Use of partitioners in Spark

582 Views Asked by At

Hy, I have a question about partitioning in Spark,in Learning Spark book, authors said that partitioning can be useful, like for example during PageRank at page 66 and they write :

since links is a static dataset, we partition it at the start with partitionBy(), so that it does not need to be shuffled across the network

Now I'm focused about this example, but my questions are general:

  1. why a partitioned RDD doesn't need to be shuffled?
  2. PartitionBy() is a wide transformation,so it will produce shuffle anyway,right?
  3. Could someone illustrate a concrete example and what happen into each single node when partitionBy happens?

Thanks in advance

1

There are 1 best solutions below

8
On BEST ANSWER

Why a partitioned RDD doesn't need to be shuffled?

When the author does:

val links = sc.objectFile[(String, Seq[String])]("links")
 .partitionBy(new HashPartitioner(100))
 .persist()

He's partitioning the data set into 100 partitions where each key will be hashed to a given partition (pageId in the given example). This means that the same key will be stored in a single given partition.
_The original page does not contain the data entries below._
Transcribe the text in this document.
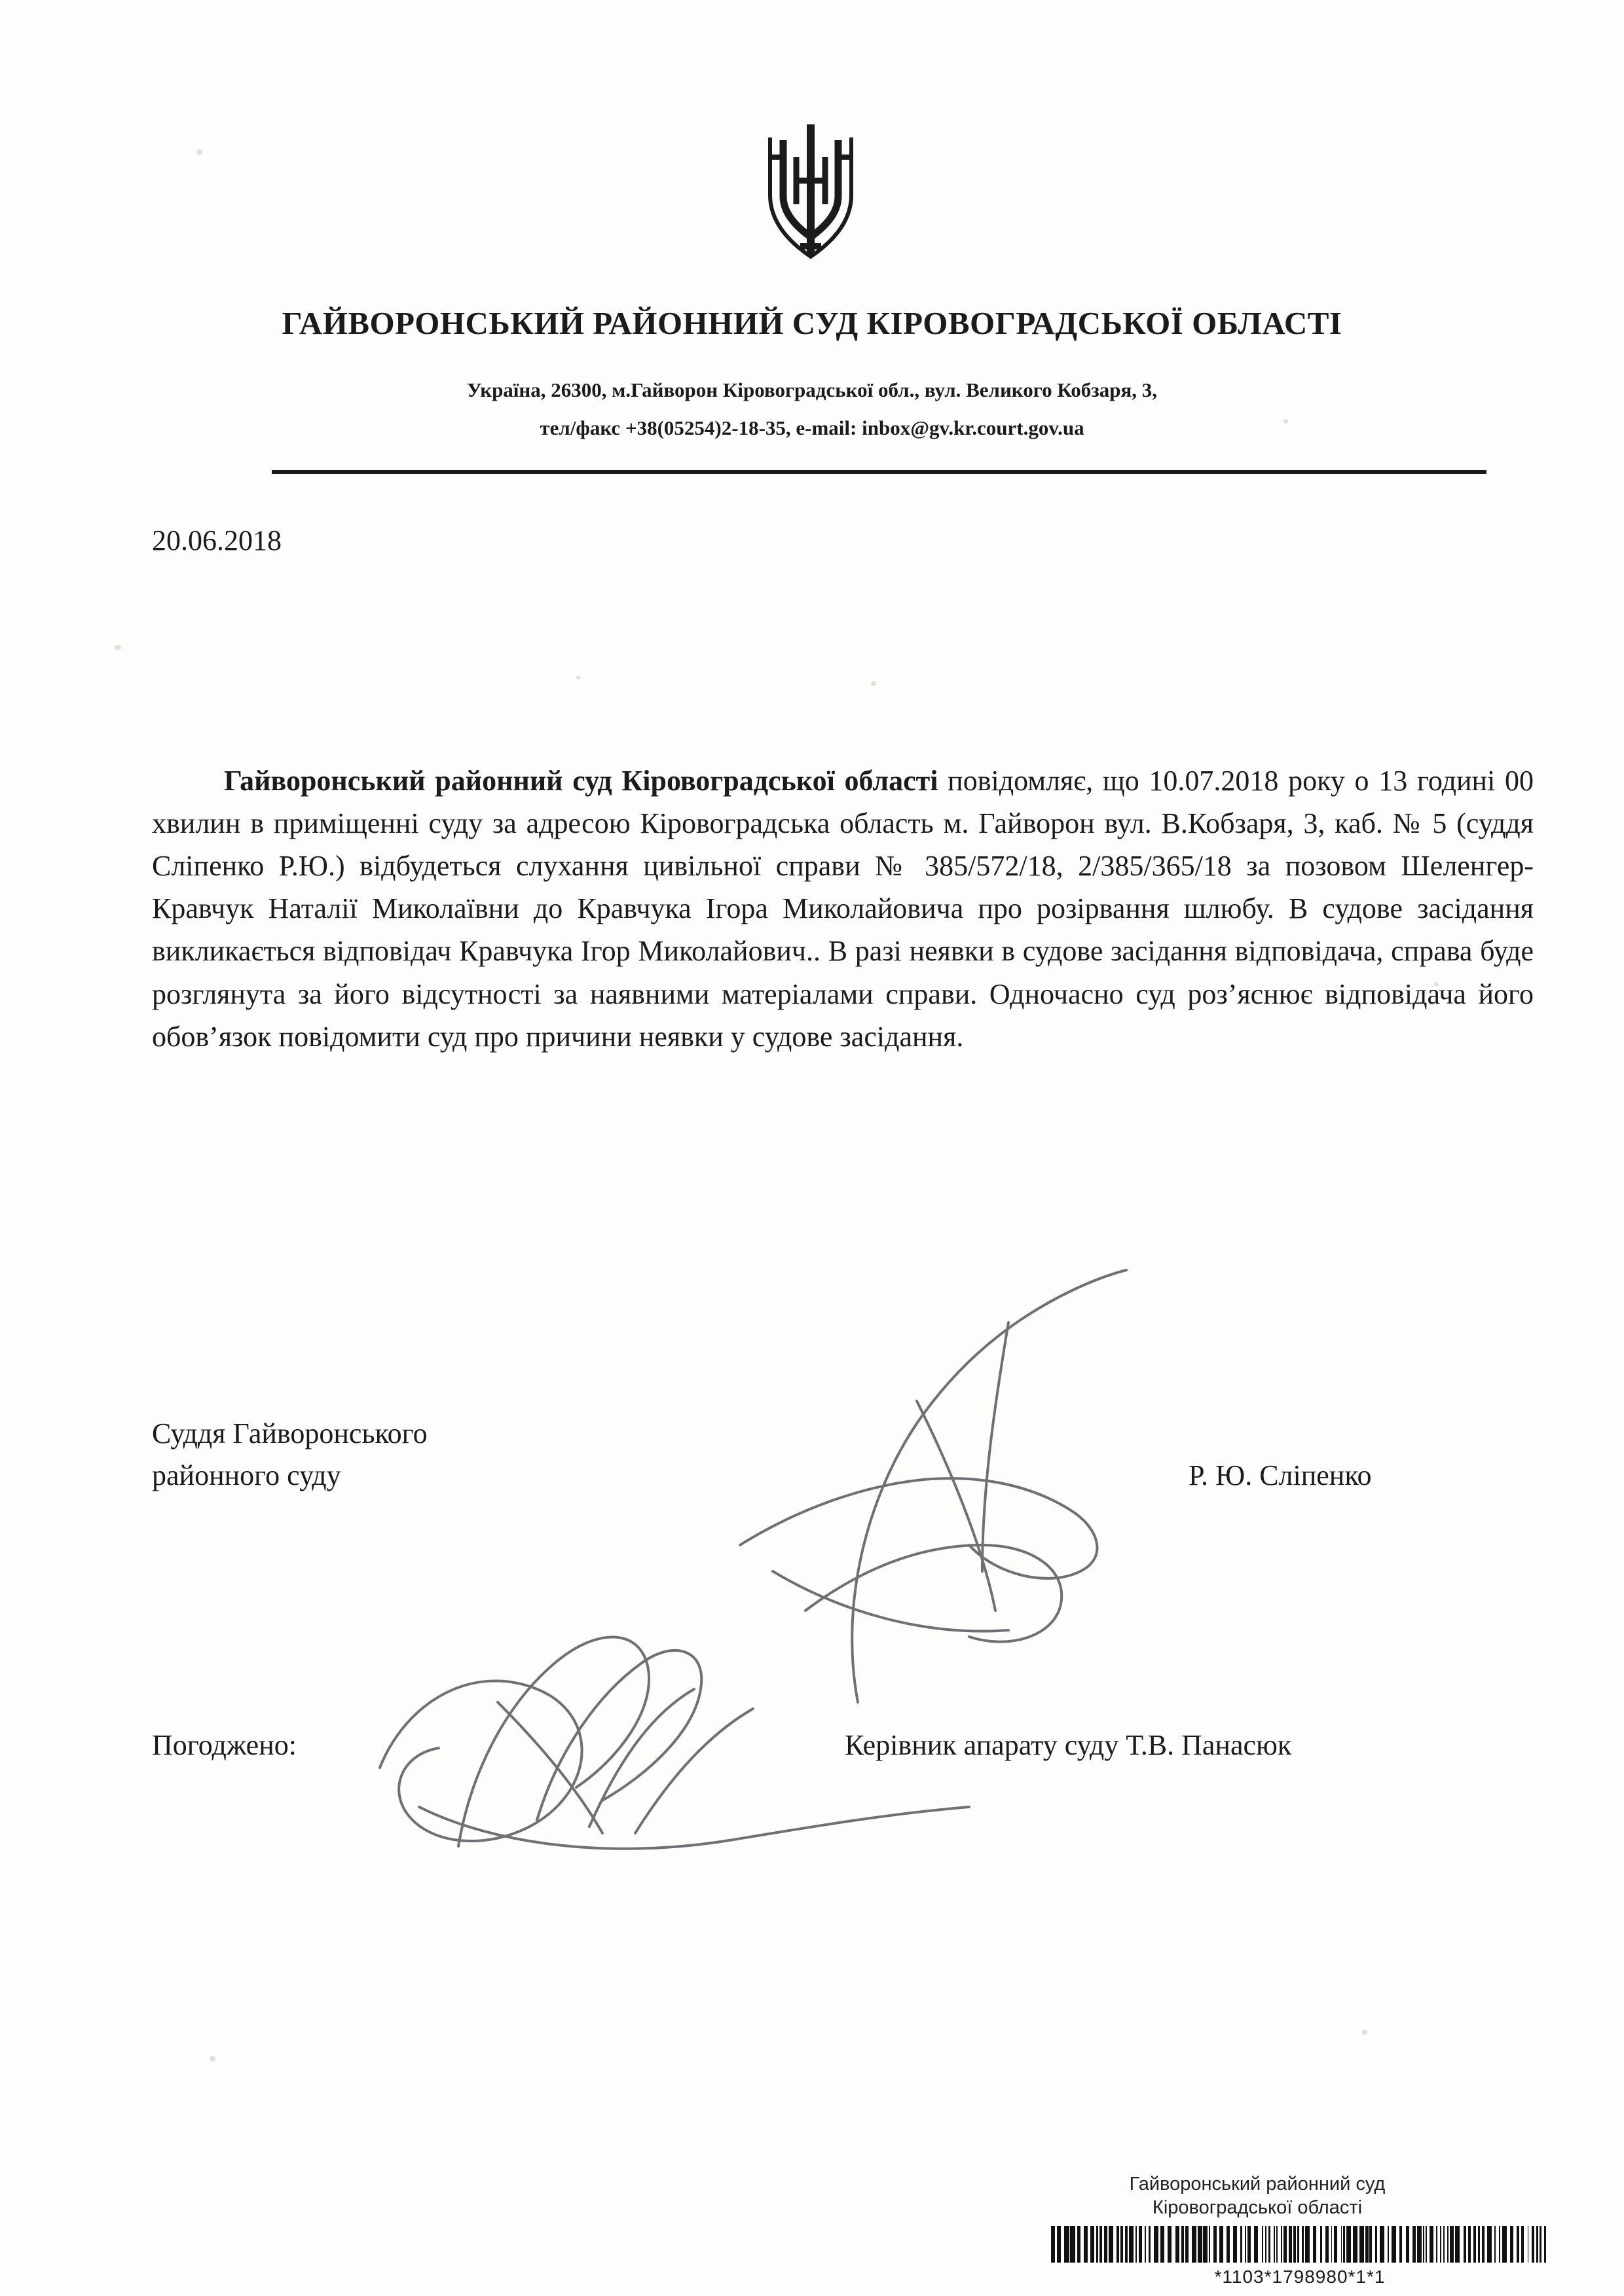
ГАЙВОРОНСЬКИЙ РАЙОННИЙ СУД КІРОВОГРАДСЬКОЇ ОБЛАСТІ
Україна, 26300, м.Гайворон Кіровоградської обл., вул. Великого Кобзаря, 3,
тел/факс +38(05254)2-18-35, e-mail: inbox@gv.kr.court.gov.ua
20.06.2018
Гайворонський районний суд Кіровоградської області повідомляє, що 10.07.2018 року о 13 годині 00 хвилин в приміщенні суду за адресою Кіровоградська область м. Гайворон вул. В.Кобзаря, 3, каб. № 5 (суддя Сліпенко Р.Ю.) відбудеться слухання цивільної справи № 385/572/18, 2/385/365/18 за позовом Шеленгер-Кравчук Наталії Миколаївни до Кравчука Ігора Миколайовича про розірвання шлюбу. В судове засідання викликається відповідач Кравчука Ігор Миколайович.. В разі неявки в судове засідання відповідача, справа буде розглянута за його відсутності за наявними матеріалами справи. Одночасно суд роз’яснює відповідача його обов’язок повідомити суд про причини неявки у судове засідання.
Суддя Гайворонського
районного суду	Р. Ю. Сліпенко
Погоджено:	Керівник апарату суду Т.В. Панасюк
Гайворонський районний суд
Кіровоградської області
*1103*1798980*1*1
Then, when he does the join:

val contributions = links.join(ranks)

All chunks of data with the same pageId should already be located on the same executor, avoiding the need for a shuffle between different nodes in the cluster.

PartitionBy() is a wide transformation,so it will produce shuffle anyway, right?

Yes, partitionBy produces a ShuffleRDD[K, V, V]:

def partitionBy(partitioner: Partitioner): RDD[(K, V)] = self.withScope {
  if (keyClass.isArray && partitioner.isInstanceOf[HashPartitioner]) {
    throw new SparkException("HashPartitioner cannot partition array keys.")
  }
  if (self.partitioner == Some(partitioner)) {
    self
  } else {
    new ShuffledRDD[K, V, V](self, partitioner)
  }
}

Could someone illustrate a concrete example and what happen into each single node when partitionBy happens?

Basically, partitionBy will do the following:

Hash Partitioning

It will hash the key modulu the number of partitions (100 in this case), and since it relys on the fact that the same key will always produce the same hashcode, it will package all data from a given id (in our case, pageId) to the same partition, such that when you join, all data will be available in that partition already, avoiding the need for a shuffle.